Oddly, this is the only work of that list inspired by Lionel Tertis, and Bax wrote a Concerto (called Fantasy) fro him in 1919, a Legend in 1929, which we heard a couple of years ago from this team; and a Second Sonata from 1934 got turned into his masterly Sixth Symphony. Perhaps looking at the oddity of the first two movements there, someone might steal it back?

The Bax has enormous power and like the Clarke encloses a scherzo in the middle, a format Walton later followed in his concertos.

Beatrice Sales opened out more and more in her playing, both singing and gritty where required. Kevin Allen powered support through Bax’s tricky piano part, written fro himself, someone who could sight-read anything. The opening rises in broken Celtic-sounding reminiscence but is a world away from Bax’s Irish adoption. It’s angular, modern and rises on tremendous perorations, speeding to Allegro then fading in a speaking tone of infinite regret. The diablerie of the Scherzo is strutting, angry, ferociously questing with a plangent middle trio section. The finale’s of course return: Molto lento. This too is shot through with sudden bursts and only settles resignedly. Sales and Allen know what they’re about as a duo, and brought this aching, angular masterwork of beauty, humour and desolation.

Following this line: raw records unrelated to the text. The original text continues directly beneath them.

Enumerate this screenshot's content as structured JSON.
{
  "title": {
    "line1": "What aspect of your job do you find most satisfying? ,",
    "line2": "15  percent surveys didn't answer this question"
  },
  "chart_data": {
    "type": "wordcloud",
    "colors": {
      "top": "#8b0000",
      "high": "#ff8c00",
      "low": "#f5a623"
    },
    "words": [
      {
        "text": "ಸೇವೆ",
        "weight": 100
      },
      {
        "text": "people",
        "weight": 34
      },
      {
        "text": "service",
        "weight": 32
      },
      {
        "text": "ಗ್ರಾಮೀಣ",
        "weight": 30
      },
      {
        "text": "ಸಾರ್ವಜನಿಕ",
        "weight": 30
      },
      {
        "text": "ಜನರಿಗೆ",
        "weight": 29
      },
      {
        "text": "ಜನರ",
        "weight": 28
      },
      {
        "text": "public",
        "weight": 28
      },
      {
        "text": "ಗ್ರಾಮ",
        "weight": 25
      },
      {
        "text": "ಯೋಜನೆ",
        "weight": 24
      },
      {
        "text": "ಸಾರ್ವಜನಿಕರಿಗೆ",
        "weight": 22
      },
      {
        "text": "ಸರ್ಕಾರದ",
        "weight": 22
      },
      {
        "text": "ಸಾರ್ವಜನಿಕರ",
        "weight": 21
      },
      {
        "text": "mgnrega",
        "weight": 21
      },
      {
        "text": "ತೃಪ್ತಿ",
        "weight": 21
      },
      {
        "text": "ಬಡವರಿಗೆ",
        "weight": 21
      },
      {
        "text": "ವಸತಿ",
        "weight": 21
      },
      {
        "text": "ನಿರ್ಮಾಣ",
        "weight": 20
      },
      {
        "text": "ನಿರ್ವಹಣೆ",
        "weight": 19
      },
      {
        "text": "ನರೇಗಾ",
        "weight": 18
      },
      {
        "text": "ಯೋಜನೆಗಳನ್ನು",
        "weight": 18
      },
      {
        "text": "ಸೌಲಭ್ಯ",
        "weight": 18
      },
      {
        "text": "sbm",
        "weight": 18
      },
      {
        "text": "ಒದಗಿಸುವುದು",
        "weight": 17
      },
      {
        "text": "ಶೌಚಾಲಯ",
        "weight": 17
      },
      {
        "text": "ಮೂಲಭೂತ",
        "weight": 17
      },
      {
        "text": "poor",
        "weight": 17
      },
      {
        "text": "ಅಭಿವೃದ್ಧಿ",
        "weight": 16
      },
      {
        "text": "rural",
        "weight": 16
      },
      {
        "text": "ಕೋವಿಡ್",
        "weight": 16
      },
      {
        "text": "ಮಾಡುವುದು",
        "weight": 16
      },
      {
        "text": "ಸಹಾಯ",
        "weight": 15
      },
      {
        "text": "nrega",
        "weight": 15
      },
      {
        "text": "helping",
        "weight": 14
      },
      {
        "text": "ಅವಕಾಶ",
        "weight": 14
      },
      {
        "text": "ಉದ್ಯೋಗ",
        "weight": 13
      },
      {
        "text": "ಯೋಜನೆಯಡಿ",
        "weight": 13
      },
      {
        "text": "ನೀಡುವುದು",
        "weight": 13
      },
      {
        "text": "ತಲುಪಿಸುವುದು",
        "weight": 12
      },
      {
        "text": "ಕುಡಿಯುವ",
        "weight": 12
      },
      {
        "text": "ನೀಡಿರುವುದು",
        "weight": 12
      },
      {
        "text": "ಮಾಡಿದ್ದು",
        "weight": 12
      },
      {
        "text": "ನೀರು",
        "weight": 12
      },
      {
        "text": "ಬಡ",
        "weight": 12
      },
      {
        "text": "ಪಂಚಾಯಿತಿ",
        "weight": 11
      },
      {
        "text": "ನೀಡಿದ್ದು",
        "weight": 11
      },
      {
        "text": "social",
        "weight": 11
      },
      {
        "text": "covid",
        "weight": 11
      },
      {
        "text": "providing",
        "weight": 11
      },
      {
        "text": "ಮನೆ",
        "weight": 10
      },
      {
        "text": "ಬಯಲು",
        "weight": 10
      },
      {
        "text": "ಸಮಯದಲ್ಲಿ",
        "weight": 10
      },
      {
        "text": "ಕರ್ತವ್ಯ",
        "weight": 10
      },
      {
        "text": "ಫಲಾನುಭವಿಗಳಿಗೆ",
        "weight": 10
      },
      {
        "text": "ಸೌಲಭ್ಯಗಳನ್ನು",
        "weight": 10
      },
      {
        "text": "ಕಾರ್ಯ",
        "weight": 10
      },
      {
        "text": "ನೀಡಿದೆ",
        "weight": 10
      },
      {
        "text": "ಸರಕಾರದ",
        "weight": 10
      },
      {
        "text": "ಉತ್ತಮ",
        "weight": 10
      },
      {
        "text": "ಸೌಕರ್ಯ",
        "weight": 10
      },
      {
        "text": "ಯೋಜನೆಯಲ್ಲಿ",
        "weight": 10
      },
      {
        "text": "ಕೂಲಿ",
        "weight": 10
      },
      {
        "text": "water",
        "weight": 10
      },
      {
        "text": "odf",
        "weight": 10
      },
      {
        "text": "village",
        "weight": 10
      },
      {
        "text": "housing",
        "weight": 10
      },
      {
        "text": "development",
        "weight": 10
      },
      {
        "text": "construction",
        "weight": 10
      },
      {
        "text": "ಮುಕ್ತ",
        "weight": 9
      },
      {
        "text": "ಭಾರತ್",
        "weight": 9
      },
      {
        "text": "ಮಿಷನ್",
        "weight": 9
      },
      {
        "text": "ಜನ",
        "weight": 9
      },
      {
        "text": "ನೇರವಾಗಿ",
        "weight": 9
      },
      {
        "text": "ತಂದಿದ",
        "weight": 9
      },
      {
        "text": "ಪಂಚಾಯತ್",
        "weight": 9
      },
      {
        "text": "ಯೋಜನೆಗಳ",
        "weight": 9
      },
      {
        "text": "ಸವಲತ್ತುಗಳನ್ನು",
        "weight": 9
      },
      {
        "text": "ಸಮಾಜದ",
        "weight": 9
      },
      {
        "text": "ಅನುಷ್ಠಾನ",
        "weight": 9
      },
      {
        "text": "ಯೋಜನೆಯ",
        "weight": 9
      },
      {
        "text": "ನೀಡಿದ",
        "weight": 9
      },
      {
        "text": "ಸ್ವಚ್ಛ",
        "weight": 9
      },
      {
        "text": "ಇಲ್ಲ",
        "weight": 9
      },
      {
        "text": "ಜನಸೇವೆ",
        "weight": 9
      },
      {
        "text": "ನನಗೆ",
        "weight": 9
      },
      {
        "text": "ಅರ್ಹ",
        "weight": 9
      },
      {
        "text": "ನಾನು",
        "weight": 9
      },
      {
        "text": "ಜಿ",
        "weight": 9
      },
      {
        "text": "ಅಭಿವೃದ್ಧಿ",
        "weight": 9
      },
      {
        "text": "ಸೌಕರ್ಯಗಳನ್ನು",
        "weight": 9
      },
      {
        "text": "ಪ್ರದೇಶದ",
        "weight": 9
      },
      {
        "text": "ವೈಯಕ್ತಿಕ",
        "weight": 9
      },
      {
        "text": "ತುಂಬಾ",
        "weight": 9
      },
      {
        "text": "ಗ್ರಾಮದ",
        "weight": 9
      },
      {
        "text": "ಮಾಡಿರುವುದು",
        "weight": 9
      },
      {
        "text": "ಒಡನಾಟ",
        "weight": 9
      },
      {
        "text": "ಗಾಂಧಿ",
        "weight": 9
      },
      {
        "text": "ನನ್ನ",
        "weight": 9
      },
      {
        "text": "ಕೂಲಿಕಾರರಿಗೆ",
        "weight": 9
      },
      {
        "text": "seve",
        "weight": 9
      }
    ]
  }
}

Sue Mileham with her inimitable wit and entertaining brio was able to break the spell after a brief pause with Karen Rash on flute and Nicola Grunberg on piano. Its an enticing combination. Arne’s The morning is a twittering confection, full of trills and tessituras, everyone reaching for a lark rise to top notes.

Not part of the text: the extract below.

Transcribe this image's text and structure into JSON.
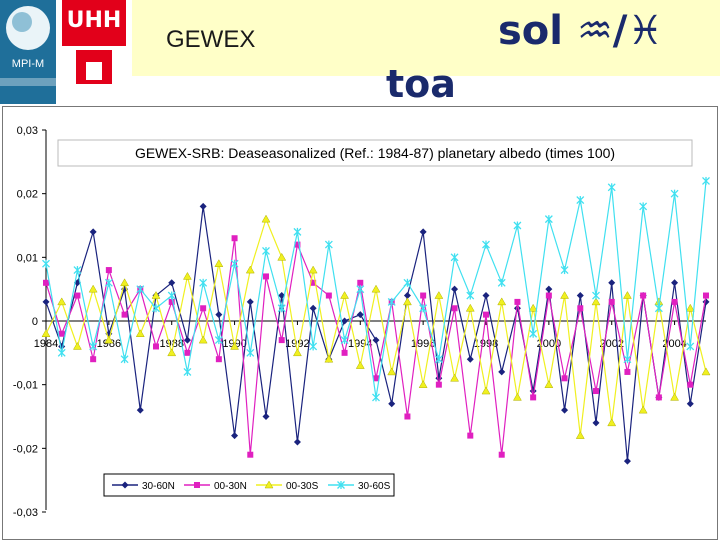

Saint-Saens’ ‘Une flute invisible’ similarly delights in the flute, as this composer always does, Rash weaving a proto-impressionistic haze around Mileham’s voice.

Henry Bishop’s ‘Lo! Here the Gentle Lark’ also weaves in larks, using Shakespeare’s ords as Mileham too points out is rather manically rising. These are rare works, rarely performed. Mileham’s often known for entertaining and she does that here, but in the music she charts unfamiliar territory for herself and most listeners.

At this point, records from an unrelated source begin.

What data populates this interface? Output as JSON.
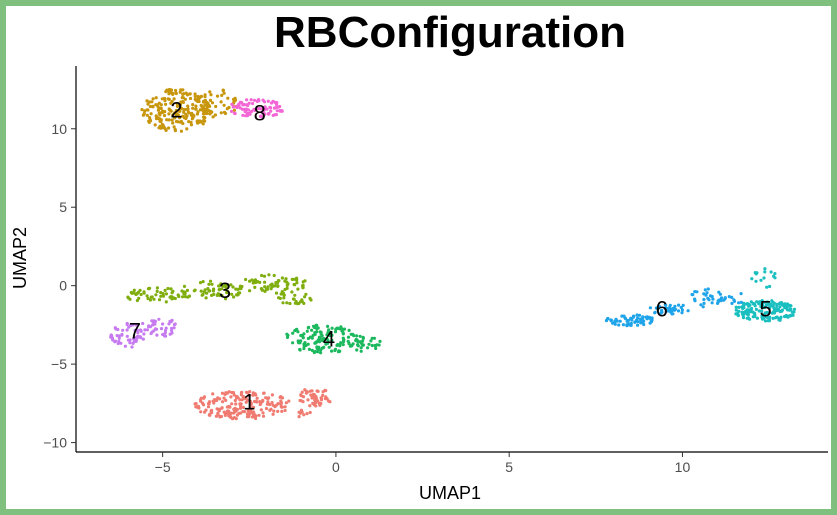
{
  "chart_data": {
    "type": "scatter",
    "title": "RBConfiguration",
    "xlabel": "UMAP1",
    "ylabel": "UMAP2",
    "xlim": [
      -7.5,
      14.2
    ],
    "ylim": [
      -10.6,
      14.0
    ],
    "xticks": [
      -5,
      0,
      5,
      10
    ],
    "yticks": [
      -10,
      -5,
      0,
      5,
      10
    ],
    "xtick_labels": [
      "−5",
      "0",
      "5",
      "10"
    ],
    "ytick_labels": [
      "−10",
      "−5",
      "0",
      "5",
      "10"
    ],
    "grid": false,
    "legend": "none",
    "clusters": [
      {
        "label": "1",
        "color": "#f07b71",
        "label_pos": [
          -2.5,
          -7.4
        ],
        "regions": [
          {
            "cx": -2.7,
            "cy": -7.6,
            "rx": 1.4,
            "ry": 0.9,
            "n": 200
          },
          {
            "cx": -0.6,
            "cy": -7.1,
            "rx": 0.5,
            "ry": 0.6,
            "n": 50
          },
          {
            "cx": -0.9,
            "cy": -8.2,
            "rx": 0.2,
            "ry": 0.3,
            "n": 8
          }
        ]
      },
      {
        "label": "2",
        "color": "#c8960c",
        "label_pos": [
          -4.6,
          11.2
        ],
        "regions": [
          {
            "cx": -4.6,
            "cy": 11.2,
            "rx": 1.0,
            "ry": 1.4,
            "n": 200
          },
          {
            "cx": -3.4,
            "cy": 11.6,
            "rx": 0.6,
            "ry": 0.9,
            "n": 50
          }
        ]
      },
      {
        "label": "3",
        "color": "#7fae0e",
        "label_pos": [
          -3.2,
          -0.3
        ],
        "regions": [
          {
            "cx": -5.2,
            "cy": -0.6,
            "rx": 0.9,
            "ry": 0.5,
            "n": 55
          },
          {
            "cx": -3.6,
            "cy": -0.3,
            "rx": 1.0,
            "ry": 0.6,
            "n": 60
          },
          {
            "cx": -1.8,
            "cy": 0.1,
            "rx": 1.0,
            "ry": 0.6,
            "n": 65
          },
          {
            "cx": -1.2,
            "cy": -0.8,
            "rx": 0.6,
            "ry": 0.4,
            "n": 25
          }
        ]
      },
      {
        "label": "4",
        "color": "#1cb85e",
        "label_pos": [
          -0.2,
          -3.4
        ],
        "regions": [
          {
            "cx": -0.4,
            "cy": -3.4,
            "rx": 1.1,
            "ry": 0.9,
            "n": 130
          },
          {
            "cx": 0.8,
            "cy": -3.7,
            "rx": 0.5,
            "ry": 0.5,
            "n": 35
          }
        ]
      },
      {
        "label": "5",
        "color": "#1bbfc0",
        "label_pos": [
          12.4,
          -1.5
        ],
        "regions": [
          {
            "cx": 12.4,
            "cy": -1.6,
            "rx": 0.9,
            "ry": 0.7,
            "n": 160
          },
          {
            "cx": 12.4,
            "cy": 0.5,
            "rx": 0.4,
            "ry": 0.6,
            "n": 15
          }
        ]
      },
      {
        "label": "6",
        "color": "#1fa4ea",
        "label_pos": [
          9.4,
          -1.5
        ],
        "regions": [
          {
            "cx": 8.5,
            "cy": -2.2,
            "rx": 0.7,
            "ry": 0.35,
            "n": 60
          },
          {
            "cx": 9.6,
            "cy": -1.5,
            "rx": 0.6,
            "ry": 0.35,
            "n": 35
          },
          {
            "cx": 10.7,
            "cy": -0.8,
            "rx": 0.5,
            "ry": 0.6,
            "n": 30
          },
          {
            "cx": 11.5,
            "cy": -0.7,
            "rx": 0.3,
            "ry": 0.5,
            "n": 10
          }
        ]
      },
      {
        "label": "7",
        "color": "#c77bf0",
        "label_pos": [
          -5.8,
          -2.9
        ],
        "regions": [
          {
            "cx": -6.0,
            "cy": -3.2,
            "rx": 0.5,
            "ry": 0.8,
            "n": 55
          },
          {
            "cx": -5.1,
            "cy": -2.6,
            "rx": 0.5,
            "ry": 0.7,
            "n": 40
          }
        ]
      },
      {
        "label": "8",
        "color": "#f266d6",
        "label_pos": [
          -2.2,
          11.0
        ],
        "regions": [
          {
            "cx": -2.3,
            "cy": 11.3,
            "rx": 0.8,
            "ry": 0.6,
            "n": 90
          }
        ]
      }
    ]
  }
}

Finally John Bruzon rendered us first a transcription by Alfred Cortot: it’s the second movement of Brandenburg Fifth Concerto in F minor. A remarkable sustained meditation in Bruzon’s hands, and retaining a cantilena feel as it sings suspended.

Bruzon’s virtuosity emerged wholly in the service of Liszt, his 1849 ‘Funérailles’ an extraordinary hybrid between a march and lament commemorating friends killed in the 1848 Hungarian uprising against the Hapsburgs. The tread of simple chords across the keyboard concatenates gradually into a frenzy, a protest, and a sad and angry consolation as the late great poet Geoffrey Hill put it. Bruzon gave an electrifying performance, terracing the gradual sonic wedge as it swayed across the keyboard, singing tone raised with the tempo, into an antiphonal carillon of rage. Muriel Hart, who’s been attending Sussex Musicians since 1941, said she couldn’t recall a finer piano performance in the last few years anywhere. I’m not sure I can either.